Cross posting my question from mathoverflow to find some stats specific help.
I am studying a physical process generating data which projects nicely into two dimensions with non-negative values. Each process has a (projected) track of $x$-$y$ points -- see the image below.
The sample tracks are blue, a troublesome type of track has been hand drawn in green, and a region of concern drawn in red:
Each track is the result of an independent experiment. Twenty million experiments have been conducted across several years, but from those only two thousand exhibit the feature which we plot as a track. We are only concerned with the experiments which generate a track, so our data set is the (approximately) two thousand tracks.
It is possible for a track to enter the region of concern, and we expect on the order of $1$ in $10^4$ tracks to do so. Estimating that number is the question at hand:
How can we calculate the likelihood of an arbitrary track entering the region of concern?

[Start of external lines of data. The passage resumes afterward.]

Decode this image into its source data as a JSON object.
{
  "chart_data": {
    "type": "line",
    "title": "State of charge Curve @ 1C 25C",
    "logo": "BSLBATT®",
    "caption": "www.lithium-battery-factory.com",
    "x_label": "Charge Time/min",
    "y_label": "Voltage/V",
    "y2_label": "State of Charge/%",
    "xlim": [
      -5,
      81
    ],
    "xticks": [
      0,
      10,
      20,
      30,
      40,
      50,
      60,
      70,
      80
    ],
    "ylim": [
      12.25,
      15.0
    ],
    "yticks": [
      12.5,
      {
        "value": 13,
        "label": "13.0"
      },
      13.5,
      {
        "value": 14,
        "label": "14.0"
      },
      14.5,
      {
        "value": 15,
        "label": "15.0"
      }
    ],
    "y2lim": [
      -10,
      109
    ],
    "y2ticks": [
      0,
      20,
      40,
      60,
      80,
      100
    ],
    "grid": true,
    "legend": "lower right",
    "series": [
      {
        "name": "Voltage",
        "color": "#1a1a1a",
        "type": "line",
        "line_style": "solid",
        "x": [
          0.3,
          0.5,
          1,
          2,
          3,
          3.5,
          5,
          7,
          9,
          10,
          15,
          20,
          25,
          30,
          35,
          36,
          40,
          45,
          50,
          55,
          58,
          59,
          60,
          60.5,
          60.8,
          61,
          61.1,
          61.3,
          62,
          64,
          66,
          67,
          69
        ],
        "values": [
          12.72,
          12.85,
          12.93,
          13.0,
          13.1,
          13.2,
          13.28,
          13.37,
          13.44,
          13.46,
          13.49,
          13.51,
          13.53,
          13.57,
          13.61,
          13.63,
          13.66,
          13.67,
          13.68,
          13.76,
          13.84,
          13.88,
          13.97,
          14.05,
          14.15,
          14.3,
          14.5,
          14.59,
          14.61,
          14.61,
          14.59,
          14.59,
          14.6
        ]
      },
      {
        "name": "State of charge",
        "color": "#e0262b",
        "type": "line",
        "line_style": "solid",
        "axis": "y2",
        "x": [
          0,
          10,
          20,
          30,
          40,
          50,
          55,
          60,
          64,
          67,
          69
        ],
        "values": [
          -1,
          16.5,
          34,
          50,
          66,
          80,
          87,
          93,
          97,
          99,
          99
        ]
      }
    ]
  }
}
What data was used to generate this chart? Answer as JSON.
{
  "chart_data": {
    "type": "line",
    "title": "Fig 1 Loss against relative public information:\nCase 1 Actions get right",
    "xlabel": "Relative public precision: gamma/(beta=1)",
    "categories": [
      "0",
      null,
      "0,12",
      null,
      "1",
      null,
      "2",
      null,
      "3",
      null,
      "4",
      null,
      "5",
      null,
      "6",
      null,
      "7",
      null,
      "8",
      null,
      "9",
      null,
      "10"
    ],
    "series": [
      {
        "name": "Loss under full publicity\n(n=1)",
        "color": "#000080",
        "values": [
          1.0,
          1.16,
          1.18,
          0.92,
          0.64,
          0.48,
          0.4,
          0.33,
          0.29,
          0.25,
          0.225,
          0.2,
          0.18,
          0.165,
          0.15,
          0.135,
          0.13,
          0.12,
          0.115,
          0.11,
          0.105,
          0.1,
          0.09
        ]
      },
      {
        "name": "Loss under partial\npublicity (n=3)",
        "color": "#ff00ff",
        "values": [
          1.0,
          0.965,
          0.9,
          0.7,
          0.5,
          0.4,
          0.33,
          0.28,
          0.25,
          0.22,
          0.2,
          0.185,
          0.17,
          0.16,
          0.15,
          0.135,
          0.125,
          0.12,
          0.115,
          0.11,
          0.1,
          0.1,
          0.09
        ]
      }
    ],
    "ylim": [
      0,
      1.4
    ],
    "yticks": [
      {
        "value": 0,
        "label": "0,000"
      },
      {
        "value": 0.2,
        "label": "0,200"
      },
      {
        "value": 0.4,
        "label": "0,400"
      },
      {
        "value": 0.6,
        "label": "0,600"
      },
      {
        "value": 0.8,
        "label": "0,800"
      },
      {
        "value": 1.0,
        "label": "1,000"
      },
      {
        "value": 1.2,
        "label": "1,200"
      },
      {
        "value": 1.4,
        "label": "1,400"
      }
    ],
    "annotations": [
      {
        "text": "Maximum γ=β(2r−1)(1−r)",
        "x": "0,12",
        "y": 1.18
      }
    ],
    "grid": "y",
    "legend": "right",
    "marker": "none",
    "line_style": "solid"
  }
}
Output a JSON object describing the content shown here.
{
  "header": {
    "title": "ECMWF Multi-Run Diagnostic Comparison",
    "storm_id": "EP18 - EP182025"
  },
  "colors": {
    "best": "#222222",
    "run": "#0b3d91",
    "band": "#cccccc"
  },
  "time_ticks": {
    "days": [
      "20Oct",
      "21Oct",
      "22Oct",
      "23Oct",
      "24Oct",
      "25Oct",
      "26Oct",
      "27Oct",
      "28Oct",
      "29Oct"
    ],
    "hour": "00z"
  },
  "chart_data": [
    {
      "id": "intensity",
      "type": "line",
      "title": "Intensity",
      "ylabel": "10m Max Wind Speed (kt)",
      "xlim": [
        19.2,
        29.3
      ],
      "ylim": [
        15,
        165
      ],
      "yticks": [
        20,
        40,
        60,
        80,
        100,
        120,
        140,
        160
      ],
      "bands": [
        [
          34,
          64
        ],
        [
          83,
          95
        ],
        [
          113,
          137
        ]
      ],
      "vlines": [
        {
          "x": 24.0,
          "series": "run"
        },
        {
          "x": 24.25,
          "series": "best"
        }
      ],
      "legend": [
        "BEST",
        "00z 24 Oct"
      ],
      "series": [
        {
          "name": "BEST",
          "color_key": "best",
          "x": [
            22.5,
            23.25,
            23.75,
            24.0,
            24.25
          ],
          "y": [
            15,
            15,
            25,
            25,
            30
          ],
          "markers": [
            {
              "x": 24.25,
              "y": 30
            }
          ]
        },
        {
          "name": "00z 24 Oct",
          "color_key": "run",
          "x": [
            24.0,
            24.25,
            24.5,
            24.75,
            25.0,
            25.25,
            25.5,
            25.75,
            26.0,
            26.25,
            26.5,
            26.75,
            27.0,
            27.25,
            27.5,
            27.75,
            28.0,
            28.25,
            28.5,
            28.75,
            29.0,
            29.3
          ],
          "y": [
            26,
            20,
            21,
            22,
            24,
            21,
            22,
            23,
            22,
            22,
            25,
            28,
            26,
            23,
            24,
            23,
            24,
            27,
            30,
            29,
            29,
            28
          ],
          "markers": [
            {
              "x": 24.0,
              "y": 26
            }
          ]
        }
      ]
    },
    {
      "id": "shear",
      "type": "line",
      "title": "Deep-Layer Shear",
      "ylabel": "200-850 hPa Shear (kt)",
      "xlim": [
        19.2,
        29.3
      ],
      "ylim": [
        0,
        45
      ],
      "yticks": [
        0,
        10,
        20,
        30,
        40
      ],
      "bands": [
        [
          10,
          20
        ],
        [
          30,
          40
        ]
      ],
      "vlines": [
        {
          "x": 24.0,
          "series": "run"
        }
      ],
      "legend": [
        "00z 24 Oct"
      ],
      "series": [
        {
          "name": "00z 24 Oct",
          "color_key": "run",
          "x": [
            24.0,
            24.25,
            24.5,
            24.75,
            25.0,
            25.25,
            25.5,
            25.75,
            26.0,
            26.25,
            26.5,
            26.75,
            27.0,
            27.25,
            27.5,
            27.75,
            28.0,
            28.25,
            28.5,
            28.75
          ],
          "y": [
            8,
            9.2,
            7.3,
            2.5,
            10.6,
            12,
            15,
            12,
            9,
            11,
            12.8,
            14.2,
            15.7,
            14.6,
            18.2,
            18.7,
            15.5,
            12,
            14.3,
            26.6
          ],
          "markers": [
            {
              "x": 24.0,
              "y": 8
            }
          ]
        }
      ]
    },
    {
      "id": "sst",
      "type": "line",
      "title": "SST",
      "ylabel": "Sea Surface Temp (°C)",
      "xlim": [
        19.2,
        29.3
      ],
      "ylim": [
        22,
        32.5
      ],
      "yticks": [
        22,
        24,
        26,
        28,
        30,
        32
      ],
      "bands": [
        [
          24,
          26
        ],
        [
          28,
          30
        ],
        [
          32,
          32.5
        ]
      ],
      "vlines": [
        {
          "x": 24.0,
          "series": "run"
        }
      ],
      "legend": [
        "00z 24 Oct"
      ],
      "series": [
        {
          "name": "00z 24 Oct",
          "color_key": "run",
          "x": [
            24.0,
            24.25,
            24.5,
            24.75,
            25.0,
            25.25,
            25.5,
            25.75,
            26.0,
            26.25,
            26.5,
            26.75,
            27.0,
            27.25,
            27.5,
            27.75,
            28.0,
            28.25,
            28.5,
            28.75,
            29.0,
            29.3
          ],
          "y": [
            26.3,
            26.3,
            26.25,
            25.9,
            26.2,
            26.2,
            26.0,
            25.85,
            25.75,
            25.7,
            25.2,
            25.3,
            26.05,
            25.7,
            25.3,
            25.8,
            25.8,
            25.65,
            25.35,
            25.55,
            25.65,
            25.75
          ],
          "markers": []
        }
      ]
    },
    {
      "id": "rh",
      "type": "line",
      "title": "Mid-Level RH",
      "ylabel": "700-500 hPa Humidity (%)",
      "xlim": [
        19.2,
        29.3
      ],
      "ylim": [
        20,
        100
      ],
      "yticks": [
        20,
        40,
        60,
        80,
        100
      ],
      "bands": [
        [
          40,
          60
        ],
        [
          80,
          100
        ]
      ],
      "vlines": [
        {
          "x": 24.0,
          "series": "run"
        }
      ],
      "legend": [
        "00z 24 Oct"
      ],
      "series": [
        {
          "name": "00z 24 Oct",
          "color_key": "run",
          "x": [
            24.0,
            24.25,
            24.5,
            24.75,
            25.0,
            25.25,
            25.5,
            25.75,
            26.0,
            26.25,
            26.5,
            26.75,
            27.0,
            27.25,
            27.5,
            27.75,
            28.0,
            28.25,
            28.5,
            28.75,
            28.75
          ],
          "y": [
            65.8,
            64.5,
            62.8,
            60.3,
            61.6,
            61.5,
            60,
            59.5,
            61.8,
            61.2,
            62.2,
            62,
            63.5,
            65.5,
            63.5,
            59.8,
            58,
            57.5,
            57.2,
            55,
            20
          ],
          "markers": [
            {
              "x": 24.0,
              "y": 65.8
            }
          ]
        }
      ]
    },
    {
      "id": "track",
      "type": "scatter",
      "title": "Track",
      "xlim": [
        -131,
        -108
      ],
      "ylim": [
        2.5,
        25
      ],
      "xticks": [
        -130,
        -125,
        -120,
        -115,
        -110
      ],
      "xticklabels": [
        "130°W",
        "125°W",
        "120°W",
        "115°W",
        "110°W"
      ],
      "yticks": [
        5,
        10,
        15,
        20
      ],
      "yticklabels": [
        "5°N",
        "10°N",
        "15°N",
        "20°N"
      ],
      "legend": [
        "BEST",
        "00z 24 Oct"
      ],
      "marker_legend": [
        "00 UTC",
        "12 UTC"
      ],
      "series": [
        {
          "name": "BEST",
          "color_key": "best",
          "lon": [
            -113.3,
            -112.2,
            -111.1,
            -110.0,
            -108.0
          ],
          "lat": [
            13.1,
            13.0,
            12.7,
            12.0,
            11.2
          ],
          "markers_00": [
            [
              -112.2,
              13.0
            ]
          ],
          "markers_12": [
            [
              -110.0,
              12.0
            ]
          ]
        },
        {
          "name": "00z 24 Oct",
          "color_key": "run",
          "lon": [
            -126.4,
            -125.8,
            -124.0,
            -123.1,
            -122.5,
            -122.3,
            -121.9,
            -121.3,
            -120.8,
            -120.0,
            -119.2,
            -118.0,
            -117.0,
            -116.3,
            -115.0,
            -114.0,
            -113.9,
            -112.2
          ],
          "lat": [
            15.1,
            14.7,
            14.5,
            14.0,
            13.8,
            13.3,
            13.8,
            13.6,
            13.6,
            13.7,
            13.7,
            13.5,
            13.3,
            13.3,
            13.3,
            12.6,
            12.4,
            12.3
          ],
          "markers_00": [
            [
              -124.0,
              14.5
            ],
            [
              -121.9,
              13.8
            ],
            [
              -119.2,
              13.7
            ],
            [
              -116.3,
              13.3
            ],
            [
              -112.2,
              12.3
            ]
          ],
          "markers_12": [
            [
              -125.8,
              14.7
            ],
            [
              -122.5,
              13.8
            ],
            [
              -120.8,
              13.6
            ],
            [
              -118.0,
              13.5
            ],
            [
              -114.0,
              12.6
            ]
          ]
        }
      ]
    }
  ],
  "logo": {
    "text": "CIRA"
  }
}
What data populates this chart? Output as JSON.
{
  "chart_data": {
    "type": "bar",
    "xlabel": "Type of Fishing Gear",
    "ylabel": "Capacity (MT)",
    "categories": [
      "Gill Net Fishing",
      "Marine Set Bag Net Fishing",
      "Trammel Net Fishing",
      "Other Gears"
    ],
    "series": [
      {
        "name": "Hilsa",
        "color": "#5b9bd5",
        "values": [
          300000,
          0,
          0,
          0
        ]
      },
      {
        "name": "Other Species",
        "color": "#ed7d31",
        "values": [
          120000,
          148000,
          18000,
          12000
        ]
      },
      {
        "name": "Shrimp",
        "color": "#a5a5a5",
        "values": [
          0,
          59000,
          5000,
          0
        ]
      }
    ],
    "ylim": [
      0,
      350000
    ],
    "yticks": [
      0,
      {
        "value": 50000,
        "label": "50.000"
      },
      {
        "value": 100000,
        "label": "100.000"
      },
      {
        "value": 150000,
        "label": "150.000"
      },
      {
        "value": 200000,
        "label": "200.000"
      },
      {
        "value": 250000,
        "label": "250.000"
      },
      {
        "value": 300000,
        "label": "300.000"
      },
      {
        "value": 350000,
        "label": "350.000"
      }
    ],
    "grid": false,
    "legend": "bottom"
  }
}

It is not possible to conduct experiments quickly enough to see how often tracks are generated which enter the region of concern, so we need to extrapolate from the available data.
We have fitted for example $x$ values given $y\ge200$, but this does not sufficiently handle data such as the green track -- it seems necessary to have a model encompassing both dimensions.
We have fitted the minimum distance from each track to the region of concern, but we are unconvinced this is producing a justifiable result.
1) Is there a known way to fit a distribution to this type of data for extrapolation?
2) Is there an obvious way to use this data to create a model for generating tracks? E.g., use principal component analysis on the tracks as points in a large space, then fit a distribution (Pearson?) to the tracks projected onto those components.